The final section of the dashboard offers a large number of metrics on data and AI. Within that section, you will find SQS, SNS, Active MQ, and Kinesis streams, to name but a few.

And, if all the features that we have looked at are not comprehensive enough, then you are also able to move freely between different cloud platforms to monitor your resources within them too, namely, Google Cloud, Digital Ocean, and OVH.

Summary

In this chapter, we looked at two exceptional monitoring tools. Even a daily check of issues from such tools can greatly improve your chances against unwelcome attacks or misconfigurations and tangible cost issues that affect your cloud estate.
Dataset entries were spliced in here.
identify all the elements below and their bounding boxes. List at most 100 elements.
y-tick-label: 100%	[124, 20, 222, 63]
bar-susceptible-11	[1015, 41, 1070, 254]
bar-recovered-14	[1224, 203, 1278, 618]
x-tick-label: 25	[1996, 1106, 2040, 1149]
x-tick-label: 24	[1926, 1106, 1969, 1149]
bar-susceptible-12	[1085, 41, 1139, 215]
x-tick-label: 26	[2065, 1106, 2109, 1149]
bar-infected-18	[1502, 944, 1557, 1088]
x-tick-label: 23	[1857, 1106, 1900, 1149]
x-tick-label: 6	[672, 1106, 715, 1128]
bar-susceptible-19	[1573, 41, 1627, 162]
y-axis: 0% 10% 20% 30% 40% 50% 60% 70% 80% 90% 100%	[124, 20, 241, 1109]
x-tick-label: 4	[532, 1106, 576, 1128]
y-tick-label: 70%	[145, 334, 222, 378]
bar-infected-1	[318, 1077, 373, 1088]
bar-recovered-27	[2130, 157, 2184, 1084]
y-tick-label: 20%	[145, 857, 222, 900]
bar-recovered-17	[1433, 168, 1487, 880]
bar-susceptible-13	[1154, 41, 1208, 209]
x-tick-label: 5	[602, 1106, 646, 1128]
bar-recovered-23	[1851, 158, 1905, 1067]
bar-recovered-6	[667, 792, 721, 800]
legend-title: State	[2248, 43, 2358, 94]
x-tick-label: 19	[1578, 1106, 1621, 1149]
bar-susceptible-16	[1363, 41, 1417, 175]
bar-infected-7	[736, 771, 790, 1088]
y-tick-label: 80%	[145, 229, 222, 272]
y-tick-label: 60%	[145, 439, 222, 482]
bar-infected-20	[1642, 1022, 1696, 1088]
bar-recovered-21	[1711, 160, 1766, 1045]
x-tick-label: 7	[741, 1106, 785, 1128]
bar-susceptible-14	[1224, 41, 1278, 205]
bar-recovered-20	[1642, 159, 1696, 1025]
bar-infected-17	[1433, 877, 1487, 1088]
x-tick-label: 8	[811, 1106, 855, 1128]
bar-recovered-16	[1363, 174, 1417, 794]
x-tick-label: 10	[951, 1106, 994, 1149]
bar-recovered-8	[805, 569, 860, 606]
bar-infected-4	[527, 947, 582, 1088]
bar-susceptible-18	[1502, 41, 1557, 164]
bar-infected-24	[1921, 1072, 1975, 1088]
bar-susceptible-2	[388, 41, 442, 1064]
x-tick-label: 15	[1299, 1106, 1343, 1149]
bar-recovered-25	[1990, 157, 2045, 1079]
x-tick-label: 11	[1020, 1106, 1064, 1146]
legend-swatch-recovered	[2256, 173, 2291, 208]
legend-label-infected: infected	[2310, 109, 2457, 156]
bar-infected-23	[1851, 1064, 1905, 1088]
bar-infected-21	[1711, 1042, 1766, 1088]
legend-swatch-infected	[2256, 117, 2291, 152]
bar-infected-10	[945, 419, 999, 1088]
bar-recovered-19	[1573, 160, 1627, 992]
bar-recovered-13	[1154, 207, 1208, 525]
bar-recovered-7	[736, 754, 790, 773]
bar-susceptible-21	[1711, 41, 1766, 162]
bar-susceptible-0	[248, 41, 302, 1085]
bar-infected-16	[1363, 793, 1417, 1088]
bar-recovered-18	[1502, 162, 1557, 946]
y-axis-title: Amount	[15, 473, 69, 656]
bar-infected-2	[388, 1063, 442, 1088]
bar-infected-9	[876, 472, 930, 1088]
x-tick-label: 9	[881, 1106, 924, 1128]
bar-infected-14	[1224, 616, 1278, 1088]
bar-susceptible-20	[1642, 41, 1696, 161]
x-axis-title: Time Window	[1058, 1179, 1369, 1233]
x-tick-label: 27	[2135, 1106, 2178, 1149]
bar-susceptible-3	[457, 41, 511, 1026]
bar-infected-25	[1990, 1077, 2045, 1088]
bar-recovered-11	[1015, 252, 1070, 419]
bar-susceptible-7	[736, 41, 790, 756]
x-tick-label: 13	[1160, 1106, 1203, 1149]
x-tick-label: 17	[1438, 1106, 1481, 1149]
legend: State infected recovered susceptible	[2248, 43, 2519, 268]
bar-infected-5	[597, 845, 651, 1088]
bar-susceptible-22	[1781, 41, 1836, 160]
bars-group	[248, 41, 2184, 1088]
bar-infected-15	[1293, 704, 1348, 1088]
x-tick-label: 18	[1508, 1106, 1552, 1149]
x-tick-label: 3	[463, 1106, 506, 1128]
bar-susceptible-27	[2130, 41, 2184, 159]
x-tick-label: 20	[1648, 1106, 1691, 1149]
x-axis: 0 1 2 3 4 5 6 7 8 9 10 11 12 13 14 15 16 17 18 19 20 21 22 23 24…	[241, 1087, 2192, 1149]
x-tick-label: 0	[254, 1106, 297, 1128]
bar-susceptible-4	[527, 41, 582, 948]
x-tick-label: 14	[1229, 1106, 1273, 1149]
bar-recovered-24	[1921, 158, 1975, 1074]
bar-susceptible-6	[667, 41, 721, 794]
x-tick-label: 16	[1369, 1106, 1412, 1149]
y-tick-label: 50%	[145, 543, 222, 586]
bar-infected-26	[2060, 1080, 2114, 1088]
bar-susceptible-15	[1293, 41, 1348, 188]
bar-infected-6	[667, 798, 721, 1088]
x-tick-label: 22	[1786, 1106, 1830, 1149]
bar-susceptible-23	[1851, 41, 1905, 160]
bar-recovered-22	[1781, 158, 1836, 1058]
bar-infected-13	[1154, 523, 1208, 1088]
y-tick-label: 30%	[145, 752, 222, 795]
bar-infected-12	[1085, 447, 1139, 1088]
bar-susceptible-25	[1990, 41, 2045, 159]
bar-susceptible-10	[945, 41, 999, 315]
First we saw Netdata in action that provided a centralized location to monitor the health of all your cloud and on-premises hosts. The clarity provided by its dashboards is a sight to behold. And, running Netdata as a container is a painless exercise. You would be wise to change the configuration to your needs and ensure that your security requirements are satisfied when deploying it to multiple hosts.

Next we looked at real-time checks against resources in AWS that are currently in use, with a dashboarding system called Komiser. Although both tools provide quite different perspectives, both play a critical role in how you approach cloud security posture management and the health of your cloud estate. You are encouraged to look at the paid-for enterprise edition for further features if you make extensive use of Komiser via its website: www.komiser.io. There is some well-written and nicely formatted documentation available for Komiser on the docs site: docs.komiser.io. Adopting the paid-for version means that you will be able to declare credentials in different ways among other benefits. And, with the right version, you can output alerts to Slack so that critical issues are not missed. There is also an online service which is still in private beta at cloud.komiser.io, which is worth keeping an eye on and signing up for when it goes live.